Nanomechanical detection of Escherichia coli infection by bacteriophage T7 using cantilever sensors

• Published in: Nanoscale Vol. 11; no. 38; pp. 17689 - 17698
• Main Authors: Mertens, Johann, Cuervo, Ana, Carrascosa, José L
• Format: Journal Article
• Language: English
• Published: England Royal Society of Chemistry 03.10.2019
• Subjects: Antibiotics; Bacteria; Bacterial diseases; Bacteriophage T7 - metabolism; Biosensing Techniques; E coli; Escherichia coli - virology; Phages; Reagents; Variation; Viability; Viruses
• ISSN: 2040-3364; 2040-3372
• DOI: 10.1039/c9nr05240b

Viruses that infect bacteria (bacteriophages) are a promising alternative treatment for bacterial diseases, especially in the case of antibiotic resistance. Due to a renewed interest in phage therapies, development of rapid and specific detection methods for bacteria/bacteriophage interaction are gaining attention for proper diagnosis and treatment. This paper describes a new method to detect the interaction between Escherichia coli and bacteriophage T7 in a sensitive and quantitative way, using the nanomechanical motion of bacteria adhered to a cantilever surface.

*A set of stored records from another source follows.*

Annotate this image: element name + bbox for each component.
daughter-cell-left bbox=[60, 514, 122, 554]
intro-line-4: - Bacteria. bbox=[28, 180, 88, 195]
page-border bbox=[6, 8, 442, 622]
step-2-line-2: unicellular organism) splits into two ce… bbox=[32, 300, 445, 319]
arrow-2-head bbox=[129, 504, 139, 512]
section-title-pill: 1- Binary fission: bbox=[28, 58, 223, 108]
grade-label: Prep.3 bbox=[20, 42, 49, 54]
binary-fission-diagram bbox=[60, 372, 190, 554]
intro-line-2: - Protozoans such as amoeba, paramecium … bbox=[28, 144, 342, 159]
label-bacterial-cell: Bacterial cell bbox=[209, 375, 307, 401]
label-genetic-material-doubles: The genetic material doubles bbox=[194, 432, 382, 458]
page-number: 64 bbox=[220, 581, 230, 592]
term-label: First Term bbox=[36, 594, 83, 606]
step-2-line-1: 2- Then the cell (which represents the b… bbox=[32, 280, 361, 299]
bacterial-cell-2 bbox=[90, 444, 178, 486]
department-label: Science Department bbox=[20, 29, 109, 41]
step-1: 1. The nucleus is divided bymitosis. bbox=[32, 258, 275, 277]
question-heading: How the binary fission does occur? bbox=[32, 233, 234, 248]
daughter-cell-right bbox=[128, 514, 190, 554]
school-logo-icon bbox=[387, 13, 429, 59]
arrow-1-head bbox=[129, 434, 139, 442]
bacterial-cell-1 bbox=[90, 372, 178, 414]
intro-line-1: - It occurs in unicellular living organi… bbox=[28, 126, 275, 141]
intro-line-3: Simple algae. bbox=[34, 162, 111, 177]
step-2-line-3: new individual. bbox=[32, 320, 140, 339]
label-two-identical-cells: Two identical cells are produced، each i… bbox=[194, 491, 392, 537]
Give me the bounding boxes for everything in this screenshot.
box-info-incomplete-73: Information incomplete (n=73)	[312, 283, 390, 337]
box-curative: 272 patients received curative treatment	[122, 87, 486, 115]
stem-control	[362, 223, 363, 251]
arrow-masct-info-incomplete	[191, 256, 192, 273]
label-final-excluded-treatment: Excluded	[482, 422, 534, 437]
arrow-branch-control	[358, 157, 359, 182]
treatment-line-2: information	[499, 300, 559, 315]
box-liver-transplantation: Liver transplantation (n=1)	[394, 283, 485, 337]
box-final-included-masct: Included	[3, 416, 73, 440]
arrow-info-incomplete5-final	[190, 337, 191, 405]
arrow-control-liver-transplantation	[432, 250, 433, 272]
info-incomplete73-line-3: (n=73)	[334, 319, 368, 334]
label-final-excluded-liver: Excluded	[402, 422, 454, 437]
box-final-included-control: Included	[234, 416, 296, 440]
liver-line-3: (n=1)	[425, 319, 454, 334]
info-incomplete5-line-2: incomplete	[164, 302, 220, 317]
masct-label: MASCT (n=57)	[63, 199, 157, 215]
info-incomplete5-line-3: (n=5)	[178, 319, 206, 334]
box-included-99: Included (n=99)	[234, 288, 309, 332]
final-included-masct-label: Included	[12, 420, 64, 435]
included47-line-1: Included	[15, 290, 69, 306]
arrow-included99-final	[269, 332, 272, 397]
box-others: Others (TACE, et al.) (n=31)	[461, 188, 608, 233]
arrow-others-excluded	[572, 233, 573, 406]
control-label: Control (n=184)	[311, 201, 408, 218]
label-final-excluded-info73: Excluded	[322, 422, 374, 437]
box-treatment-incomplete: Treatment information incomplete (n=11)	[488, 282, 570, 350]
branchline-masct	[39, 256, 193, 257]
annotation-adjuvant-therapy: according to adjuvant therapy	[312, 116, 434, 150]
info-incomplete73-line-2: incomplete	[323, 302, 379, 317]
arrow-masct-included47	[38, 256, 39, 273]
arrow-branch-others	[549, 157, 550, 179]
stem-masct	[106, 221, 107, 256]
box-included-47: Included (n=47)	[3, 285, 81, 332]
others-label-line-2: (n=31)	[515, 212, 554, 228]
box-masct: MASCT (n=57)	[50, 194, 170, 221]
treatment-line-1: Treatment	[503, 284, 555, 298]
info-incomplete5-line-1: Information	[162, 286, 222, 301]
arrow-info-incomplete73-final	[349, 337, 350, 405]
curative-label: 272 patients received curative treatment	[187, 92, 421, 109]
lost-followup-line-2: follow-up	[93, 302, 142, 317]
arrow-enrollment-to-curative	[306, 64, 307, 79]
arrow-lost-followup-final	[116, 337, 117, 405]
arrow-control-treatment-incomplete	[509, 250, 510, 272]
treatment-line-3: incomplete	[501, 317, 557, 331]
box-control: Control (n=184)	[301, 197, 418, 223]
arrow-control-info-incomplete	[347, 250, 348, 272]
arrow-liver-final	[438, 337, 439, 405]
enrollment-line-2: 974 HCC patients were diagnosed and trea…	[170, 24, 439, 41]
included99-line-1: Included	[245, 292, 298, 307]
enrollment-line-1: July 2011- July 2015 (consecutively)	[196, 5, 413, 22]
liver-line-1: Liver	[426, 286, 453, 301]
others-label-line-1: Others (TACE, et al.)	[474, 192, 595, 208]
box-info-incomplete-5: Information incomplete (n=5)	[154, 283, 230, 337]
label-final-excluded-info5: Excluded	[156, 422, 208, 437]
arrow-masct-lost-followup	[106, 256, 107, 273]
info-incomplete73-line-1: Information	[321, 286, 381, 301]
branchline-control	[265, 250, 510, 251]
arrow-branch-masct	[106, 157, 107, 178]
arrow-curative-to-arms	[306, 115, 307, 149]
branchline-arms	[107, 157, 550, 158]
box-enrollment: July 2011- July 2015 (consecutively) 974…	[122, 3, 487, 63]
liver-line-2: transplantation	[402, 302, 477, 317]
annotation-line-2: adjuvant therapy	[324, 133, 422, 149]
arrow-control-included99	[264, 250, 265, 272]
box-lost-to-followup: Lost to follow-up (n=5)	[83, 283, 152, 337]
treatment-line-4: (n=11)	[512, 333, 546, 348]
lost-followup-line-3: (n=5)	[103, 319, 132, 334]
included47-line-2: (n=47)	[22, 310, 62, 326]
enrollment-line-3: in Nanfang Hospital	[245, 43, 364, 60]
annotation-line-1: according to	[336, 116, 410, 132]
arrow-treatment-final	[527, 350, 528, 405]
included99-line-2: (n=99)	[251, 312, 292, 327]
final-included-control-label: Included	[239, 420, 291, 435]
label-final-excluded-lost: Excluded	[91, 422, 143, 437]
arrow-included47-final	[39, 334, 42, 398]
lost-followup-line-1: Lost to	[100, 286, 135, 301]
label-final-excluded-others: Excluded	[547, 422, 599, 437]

Our approach combines both deflection and dynamic frequency-domain characterization. The device was able to determine the viability of a low amount of living bacteria attached to the cantilever, and was used to monitor T7 interaction with E. coli over a wide range of virus concentrations up to 109 PFU ml-1. The nanomechanical assay described here requires no protein labeling and can be performed in a single reaction without additional reagents. The system was able to detect the interaction between a few thousand particles through the fluctuation of mechanical energy over a broad range of frequencies. The presented data provides the basis for more detailed studies of the sequence of molecular events that contribute to the motion of the device.